Human Capital & Careers

Tech Company Founders on Options Timing

Foundry Networks strips its CFO of financial responsibilities and unseats its CEO from the chairmanship, but both will remain with the company.
Stephen TaubJanuary 23, 2007

Backdated options have claimed another career.

Following an internal investigation, Foundry Networks announced that vice president for finance and administration and chief financial officer Timothy D. Heffner has been demoted to vice president of corporate development. His new role will not involve accounting or financial reporting responsibilities, the company stressed.

Heffner will be succeeded in the top finance slot by vice president, corporate controller, and principal accounting officer Daniel W. Fairfax.

The maker of computer hardware also announced that it has split the positions of chairman and chief executive officer. Bobby Johnson Jr. will retain the titles of president and CEO, and he will remain on the board, which will now be chaired by Alfred J. Amoroso.

In addition, the special committee that looked into Foundry’s stock-option practices determined that for fiscal years 1999 through 2005, the company had unrecorded non-cash equity-based compensation charges associated with its equity incentive plans. Foundry plans to record a pre-tax charge of between $185 million and $205 million for that period.

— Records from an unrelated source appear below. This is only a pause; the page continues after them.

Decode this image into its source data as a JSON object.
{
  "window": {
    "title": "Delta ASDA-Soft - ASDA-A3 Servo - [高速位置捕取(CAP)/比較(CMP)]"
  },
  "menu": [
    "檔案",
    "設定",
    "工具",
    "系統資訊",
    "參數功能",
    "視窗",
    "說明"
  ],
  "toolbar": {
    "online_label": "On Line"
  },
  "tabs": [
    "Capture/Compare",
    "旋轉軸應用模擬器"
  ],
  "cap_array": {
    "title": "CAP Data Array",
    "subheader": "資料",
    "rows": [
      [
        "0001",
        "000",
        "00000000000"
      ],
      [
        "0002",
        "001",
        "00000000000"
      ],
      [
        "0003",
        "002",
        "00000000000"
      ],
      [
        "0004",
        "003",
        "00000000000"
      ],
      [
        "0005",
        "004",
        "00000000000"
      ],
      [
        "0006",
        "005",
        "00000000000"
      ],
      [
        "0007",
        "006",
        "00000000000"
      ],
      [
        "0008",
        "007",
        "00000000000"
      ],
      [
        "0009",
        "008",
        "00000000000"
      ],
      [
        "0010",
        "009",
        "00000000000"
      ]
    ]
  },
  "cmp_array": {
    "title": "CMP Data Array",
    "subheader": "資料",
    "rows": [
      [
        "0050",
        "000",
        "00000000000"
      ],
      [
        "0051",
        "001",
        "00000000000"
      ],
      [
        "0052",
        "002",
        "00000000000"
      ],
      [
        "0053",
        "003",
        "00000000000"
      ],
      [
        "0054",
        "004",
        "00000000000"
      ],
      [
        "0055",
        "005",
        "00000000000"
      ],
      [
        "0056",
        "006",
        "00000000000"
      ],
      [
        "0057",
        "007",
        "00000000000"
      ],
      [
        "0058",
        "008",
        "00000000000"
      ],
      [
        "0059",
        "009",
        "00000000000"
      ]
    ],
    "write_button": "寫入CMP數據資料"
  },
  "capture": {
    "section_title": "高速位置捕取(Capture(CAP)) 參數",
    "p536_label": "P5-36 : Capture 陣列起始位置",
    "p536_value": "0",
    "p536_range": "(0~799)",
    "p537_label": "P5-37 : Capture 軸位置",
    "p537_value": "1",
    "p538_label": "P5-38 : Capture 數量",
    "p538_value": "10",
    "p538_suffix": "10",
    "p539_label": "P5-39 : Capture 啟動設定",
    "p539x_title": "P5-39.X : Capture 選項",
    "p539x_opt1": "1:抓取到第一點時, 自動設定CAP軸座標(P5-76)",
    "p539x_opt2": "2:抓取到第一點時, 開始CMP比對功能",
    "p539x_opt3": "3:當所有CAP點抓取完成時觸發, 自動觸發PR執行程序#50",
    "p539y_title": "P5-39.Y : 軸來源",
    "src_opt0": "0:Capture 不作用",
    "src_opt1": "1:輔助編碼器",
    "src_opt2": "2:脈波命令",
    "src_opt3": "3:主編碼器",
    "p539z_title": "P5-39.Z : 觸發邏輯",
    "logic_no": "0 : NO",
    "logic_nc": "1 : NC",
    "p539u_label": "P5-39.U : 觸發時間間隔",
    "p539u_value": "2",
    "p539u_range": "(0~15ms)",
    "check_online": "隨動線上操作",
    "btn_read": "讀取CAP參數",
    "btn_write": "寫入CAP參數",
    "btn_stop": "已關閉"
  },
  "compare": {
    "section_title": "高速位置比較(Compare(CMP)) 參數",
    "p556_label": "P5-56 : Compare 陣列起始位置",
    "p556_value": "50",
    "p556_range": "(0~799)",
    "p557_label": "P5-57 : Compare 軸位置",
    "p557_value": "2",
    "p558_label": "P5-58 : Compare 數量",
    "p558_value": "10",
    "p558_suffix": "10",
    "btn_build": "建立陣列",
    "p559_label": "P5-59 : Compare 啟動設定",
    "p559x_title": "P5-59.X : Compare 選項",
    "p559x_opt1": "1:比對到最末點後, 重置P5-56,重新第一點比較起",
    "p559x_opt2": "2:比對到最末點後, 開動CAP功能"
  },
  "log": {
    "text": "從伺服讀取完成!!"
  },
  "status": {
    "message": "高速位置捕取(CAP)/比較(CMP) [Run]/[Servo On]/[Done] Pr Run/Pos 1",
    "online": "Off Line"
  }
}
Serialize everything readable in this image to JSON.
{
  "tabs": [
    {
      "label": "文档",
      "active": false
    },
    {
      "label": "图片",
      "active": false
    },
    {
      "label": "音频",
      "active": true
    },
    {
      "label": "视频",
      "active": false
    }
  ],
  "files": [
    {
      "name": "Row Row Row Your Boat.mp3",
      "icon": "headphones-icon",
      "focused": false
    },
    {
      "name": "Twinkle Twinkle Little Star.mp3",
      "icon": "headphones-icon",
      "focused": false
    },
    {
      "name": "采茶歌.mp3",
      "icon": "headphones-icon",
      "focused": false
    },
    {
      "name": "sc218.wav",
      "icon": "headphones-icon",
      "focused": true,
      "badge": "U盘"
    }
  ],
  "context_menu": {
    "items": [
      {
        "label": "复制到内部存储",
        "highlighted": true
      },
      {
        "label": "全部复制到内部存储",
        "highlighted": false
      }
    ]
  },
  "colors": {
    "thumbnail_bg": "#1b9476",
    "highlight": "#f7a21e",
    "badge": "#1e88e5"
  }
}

The committee and its advisors reviewed grants made on 107 dates from September 1999, when the company’s stock was first traded publicly, and May 31, 2006. “In some instances, documents, data and interviews suggest that the option grant was prepared or finalized days or, in some cases, weeks after the option grant date recorded in the company’s books,” Foundry disclosed.

The company elaborated that in a substantial number of cases, Johnson selected the grant dates for options and approved grants after the dates were recorded. Foundry stressed, however, that Johnson received no options in connection with those grants, and that it found no evidence that Johnson was advised that the company’s stock-option practices might lead to a misstatement of the company’s financial results.

Although Heffner, the former CFO, did not select grant dates, the special committee found that he was involved in the granting process by, among other things, communicating option grants determined by Johnson to the company’s stock option administrators and human resources group. In addition, Heffner received a limited number of stock options for which the measurement dates will be modified, according to the company.

Heffner has agreed to repay the company about $162,000 in connection with two options he exercised; that figure represents the net after-tax difference between the original exercise price and the price on the corrected measurement dates. He also agreed that any unexercised options which he holds will also be repriced accordingly.

The company added that a number of non-management directors exercised similar options have also agreed to repay the company a total of $86,000.